If correctly implemented,

• There will be no deadlock; the program will always terminate
• The output will never have two Philosopher i got chopstick lines with a different Philosopher j got chopstick line in between

(When this strategy is run under ThreadSanitizer, it may report that there is a lock order inversion representing a potential deadlock, because thread sanitizer is checking for the constistent lock order solution for preventing deadlock; it’s not programmed to identify this strategy.)

2.3 Approach 2: Resource hierarchy

Submission filename: dp-rh.c

This implementation should ensure there is no deadlock by using the Resource hierarchy solution.
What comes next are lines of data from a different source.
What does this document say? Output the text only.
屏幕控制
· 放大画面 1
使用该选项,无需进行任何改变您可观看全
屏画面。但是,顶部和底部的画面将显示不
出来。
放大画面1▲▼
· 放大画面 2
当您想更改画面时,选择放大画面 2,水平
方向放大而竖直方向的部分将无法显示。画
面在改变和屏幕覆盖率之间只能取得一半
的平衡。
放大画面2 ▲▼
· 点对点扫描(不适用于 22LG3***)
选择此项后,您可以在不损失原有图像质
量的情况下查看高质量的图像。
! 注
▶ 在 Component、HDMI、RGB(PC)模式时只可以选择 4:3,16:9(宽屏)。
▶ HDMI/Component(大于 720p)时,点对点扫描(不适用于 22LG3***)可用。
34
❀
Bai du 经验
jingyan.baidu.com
Require every philosopher to pick up their lower-numbered chopstick before their higher-numbered chopstick.

If correctly implemented,

• There will be no deadlock; the program will always terminate
• After a Philosopher i got chopstick j line, any following Philosopher i got chopstick k line will have a k > j.

2.4 Approach 3 : Retry with backoff

Submission filename: dp-backoff.c

This implementation should ensure there is no deadlock by acquiring the lock on the second chopstick in a way that will fail if it is already locked. If acquiring the second chopstick fails, it should set down the first chopstick, and retry the whole process.

To avoid livelock where threads continue retrying indefinitely, threads should use randomized exponential backoff to limit how often retry and make it unlikely that two threads which both decide to retry at the same time end up retrying at the same time.

For example:

• after locking fails the first time, a thread could wait a pseudorandomly chosen amount of time between 50 and 100 microseconds
• after locking fails a second time, a thread could wait a pseudorandomly chosen amount of time between 100 and 200 microseconds
• after locking fails a third time, a thread could wait a pseudorandomly chosen amount of time between 200 and 400 microseconds
• and so on

Your implementation can vary the amount of time threads wait so long as:

• the average increases by a multiplicative factor each time (to keep threads from hogging all the processor time just retrying); and
• the exact amount of time is always randomized (so threads that started being exactly in sync with each other will not stay in sync)

You can use:

• pthread_mutex_trylock to attempt to get a mutex lock and detect when this is not immediately possible. pthread_mutex_trylock will return 0 when successful, and some non-zero value when locking fails.
• rand() to generate pseudorandom numbers and usleep() or nanosleep() to have threads wait for varying amounts of time.

If successful:

• There will be no deadlock; the program will always terminate.
• One philosopher will usually end up trying to acquire the lock several times before succeeding.

3 Check off

Either:

• submit solutions for all the approaches
• OR have a TA see your program working:
  • at least two of the required approaches should be completed;
  • the remaining approach should have significant progress

For an in-person checkoff, TAs may ask to see your code and ask a questions along the lines of why this line here instead of there? which all team members should be prepared to answer.